Invoca que, tendo detectado irregularidades praticadas pelos gerentes (…) e (…), e apercebendo-se que estes haviam deixado a gestão da sociedade aos funcionários, endereçou à gerência, em 9 de Setembro de 2009, uma carta na qual solicitou a documentação da empresa. A 14 de Outubro de 2009 deslocou-se à empresa que presta serviços de contabilidade à sociedade, para consultar a documentação, tendo então constatado outras irregularidades. Na sequência desta consulta, e porque constatou a falta de diversos documentos, a 26 de Outubro de 2009 endereçou uma nova carta à requerida, solicitando alguns esclarecimentos, solicitação que reiterou por nova missiva de 10 de Novembro de 2009, sem obter resposta. Encetou então diversas diligências, nomeadamente consultas da prestação de contas de 2008 na Conservatória do Registo Comercial de Lisboa, no âmbito das quais detectou mais irregularidades que denotam que a gestão da sociedade tem sido lesiva do interesse social. Por fim, no dia 7 de Janeiro de 2010, através da sua advogada, endereçou nova carta à gerência em que reiterou o pedido de documentos.

Alega ainda que se não fossem as diligências que efectuou, desconheceria quase por completo a situação financeira e contabilística da sociedade requerida, o que representa uma violação do seu dever de informação, e que pretende se proceda a inquérito a fim de descobrir as irregularidades apontadas e outras que se venham a apurar. Invoca por fim que, tendo adquirido a qualidade de sócio por ser herdeiro do titular da quota social, tem legitimidade para, desacompanhado dos demais herdeiros, pedir a realização de inquérito judicial, requerendo contudo à cautela, caso assim se não entenda, a intervenção principal provocada dos demais herdeiros.

Foram citados para contestar a acção a requerida I (…) Lda.

e os gerentes (…) A requerida I (…) Lda.

apresentou contestação, começando por invocar a ilegitimidade do requerente para requerer o presente inquérito judicial, por considerar que este não pode exercer autonomamente os direitos sociais emergentes da quota social cuja titular é a herança indivisa, e que, mesmo que se configure esta situação como contitularidade da quota, os respectivos contitulares apenas podem exercer os direitos a ela inerentes, nos termos do artigo 222º do Código das Sociedades Comerciais, através de representante comum, que no caso será a cabeça-de-casal, mãe do requerente.

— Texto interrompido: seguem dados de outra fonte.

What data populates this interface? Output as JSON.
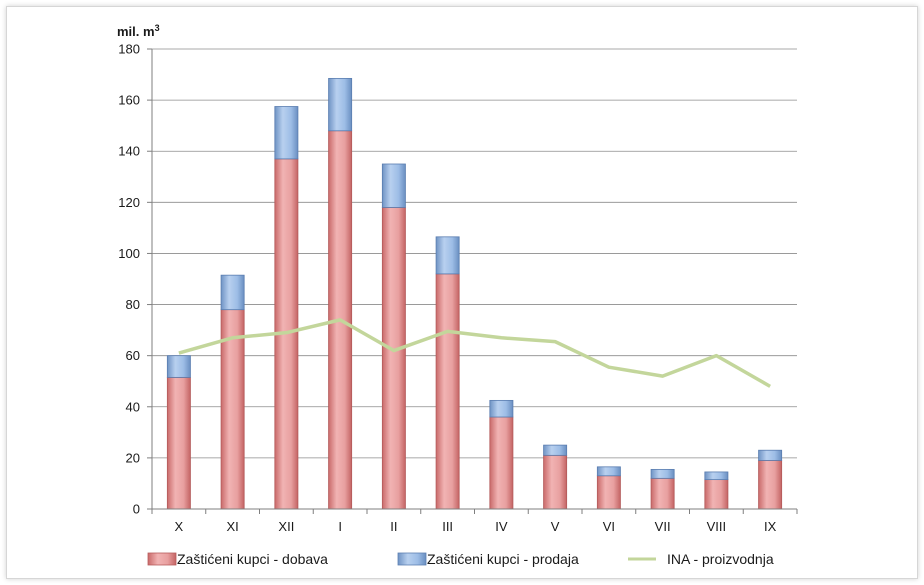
{
  "chart_data": {
    "type": "bar",
    "stacked": true,
    "unit_label": "mil. m",
    "unit_superscript": "3",
    "categories": [
      "X",
      "XI",
      "XII",
      "I",
      "II",
      "III",
      "IV",
      "V",
      "VI",
      "VII",
      "VIII",
      "IX"
    ],
    "ylim": [
      0,
      180
    ],
    "yticks": [
      0,
      20,
      40,
      60,
      80,
      100,
      120,
      140,
      160,
      180
    ],
    "grid": true,
    "legend_position": "bottom",
    "series": [
      {
        "name": "Zaštićeni kupci - dobava",
        "kind": "bar",
        "color": "#e8a0a0",
        "values": [
          51.5,
          78,
          137,
          148,
          118,
          92,
          36,
          21,
          13,
          12,
          11.5,
          19
        ]
      },
      {
        "name": "Zaštićeni kupci - prodaja",
        "kind": "bar",
        "color": "#9dbde6",
        "values": [
          8.5,
          13.5,
          20.5,
          20.5,
          17,
          14.5,
          6.5,
          4,
          3.5,
          3.5,
          3,
          4
        ]
      },
      {
        "name": "INA -  proizvodnja",
        "kind": "line",
        "color": "#c3d69b",
        "values": [
          61,
          67,
          69,
          74,
          62,
          69.5,
          67,
          65.5,
          55.5,
          52,
          60,
          48
        ]
      }
    ]
  }
}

Acrescenta que, mesmo que assim não fosse, o requerente só teria legitimidade para requerer inquérito relativamente aos factos ocorridos a partir de 18 de Julho de 2009, data da morte do seu pai.

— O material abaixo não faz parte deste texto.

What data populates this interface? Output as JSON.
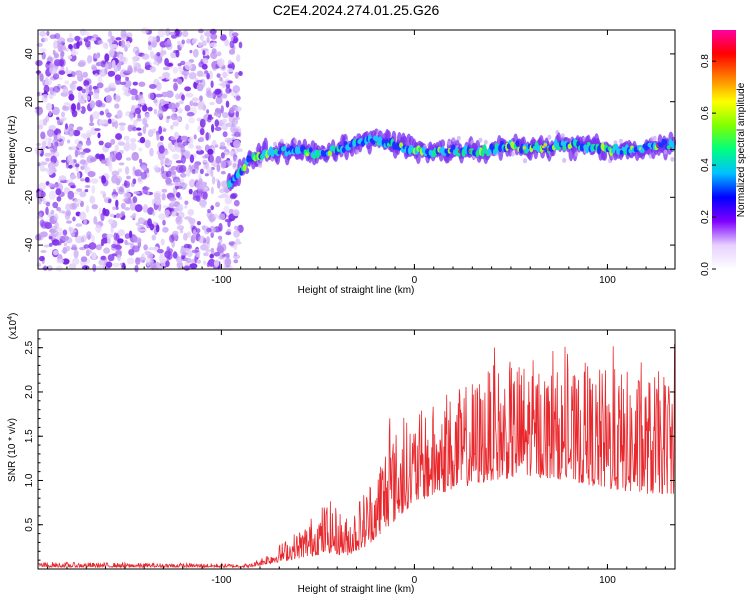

Mais invoca que a petição inicial é inepta por inexistência de pedido, porquanto o requerente não indica as concretas informações societárias que lhe não foram facultadas ou que lhe foram facultadas de forma deficiente. Refere que o único fundamento que divisa para o pedido de inquérito judicial por entrave ao exercício do direito de informação se reporta às missivas onde se solicita a acta que aprovou as contas respeitantes ao exercício de 2008, as quais não foram objecto de resposta por se desconhecer o mandato conferido à ilustre mandatária que as subscreveu.

Conclui pelo indeferimento liminar do pedido de inquérito, seja por ilegitimidade do requerente, seja por ineptidão da petição inicial, ou, se assim se não entender, pela inverificação dos pressupostos exigidos pelo artigo 216º, nº 1, do Código das Sociedades Comerciais, bem como pelo indeferimento do pedido de intervenção principal provocada.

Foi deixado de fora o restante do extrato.